Look, he couldn’t help it. Tom and Meg
were just too charming.
When he got to his bedroom, he dropped his backpack to the floor, the overdue bills along with it. He’d deal with them tomorrow. Or, rather, he’d check the family bank account balance, confirm that there wasn’t enough money in it to pay said bills, and throw them into the garbage bin tomorrow.
He fell into bed but couldn’t sleep. He stared out his window at the perfect view of Ugly Hill that it provided, but its blahness only depressed him more. The familiar refrain of what am I gonna do, what am I gonna do ran through his head like a stampede of collection agency wildebeests. One concern led to another, a chain reaction with no end in sight.
Well, there was one end—but he didn’t want to think about that.
He tossed and turned, yet sleep refused to come. He watched the clock on his nightstand flip over, one minute at a time—2:59, 3:00, 3:01—until finally, unable to endure another minute of worry, he got dressed and grabbed his shovel.
Excavate
MAX WAS OUTSIDE IN LESS THAN A MINUTE, wearing his crummiest pair of jeans and a jacket that was far too thin for how chilly it had gotten. Not that there was any danger of getting lost and dying of exposure out there; he knew the overgrown hiking trails of Ugly Hill by heart. Everyone in E’ville did, as it was the only halfway decent place to make out. Or do more than make out.
Or, in Max’s case, dig holes.
Aside from being notably hideous, Ugly Hill had one additional claim to fame: about ten years prior, a paleontology team from Harvard University had discovered a rare fossil beneath its ugly dirt. It was so rare they hadn’t been able to identify it, and as far as Max knew—since he had periodically emailed Dr. Cavendish, the professor and expedition leader, about it—they were still stumped a decade later.

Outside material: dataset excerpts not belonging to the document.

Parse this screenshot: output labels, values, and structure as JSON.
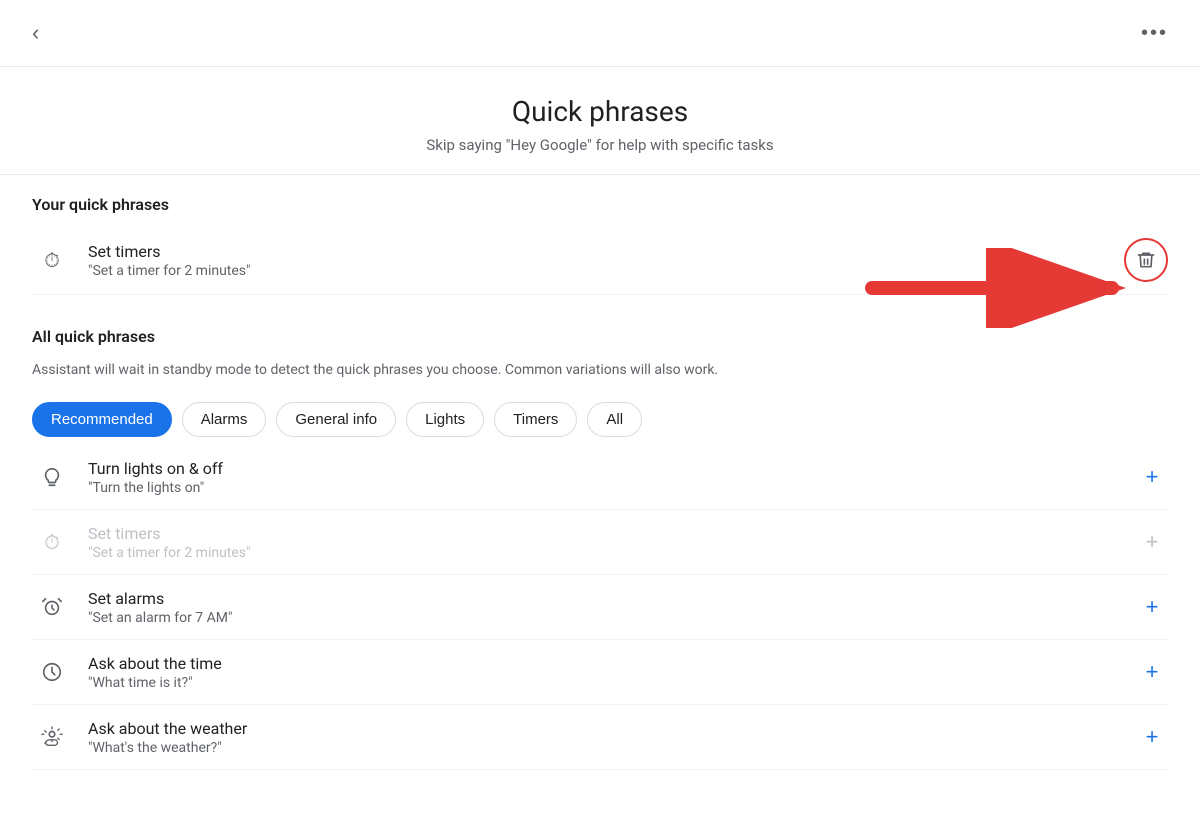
{
  "topbar": {
    "back_label": "‹",
    "more_label": "•••"
  },
  "header": {
    "title": "Quick phrases",
    "subtitle": "Skip saying \"Hey Google\" for help with specific tasks"
  },
  "your_phrases": {
    "section_title": "Your quick phrases",
    "items": [
      {
        "icon": "⏱",
        "title": "Set timers",
        "subtitle": "\"Set a timer for 2 minutes\""
      }
    ]
  },
  "all_phrases": {
    "section_title": "All quick phrases",
    "description": "Assistant will wait in standby mode to detect the quick phrases you choose. Common variations will also work.",
    "filters": [
      {
        "label": "Recommended",
        "active": true
      },
      {
        "label": "Alarms",
        "active": false
      },
      {
        "label": "General info",
        "active": false
      },
      {
        "label": "Lights",
        "active": false
      },
      {
        "label": "Timers",
        "active": false
      },
      {
        "label": "All",
        "active": false
      }
    ],
    "items": [
      {
        "icon": "💡",
        "title": "Turn lights on & off",
        "subtitle": "\"Turn the lights on\"",
        "muted": false
      },
      {
        "icon": "⏱",
        "title": "Set timers",
        "subtitle": "\"Set a timer for 2 minutes\"",
        "muted": true
      },
      {
        "icon": "⏰",
        "title": "Set alarms",
        "subtitle": "\"Set an alarm for 7 AM\"",
        "muted": false
      },
      {
        "icon": "🕐",
        "title": "Ask about the time",
        "subtitle": "\"What time is it?\"",
        "muted": false
      },
      {
        "icon": "🌤",
        "title": "Ask about the weather",
        "subtitle": "\"What's the weather?\"",
        "muted": false
      }
    ]
  },
  "colors": {
    "active_chip": "#1a73e8",
    "add_btn": "#1a73e8",
    "delete_ring": "#e53935",
    "arrow": "#e53935"
  }
}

The discovery garnered a lot of attention when it happened—Eastville even made the national news for a day or two. But once the excitement died away, any and all scientific interest went with it. The original discoverers had been a team of bored undergrads who thought Paleontology 101 would be an easy A and had already moved on with their lives, and the few honest-to-God paleontologists who showed up to properly search the area ended up finding nothing but more ugly dirt and a bunch of used condoms. So everyone gave up on it.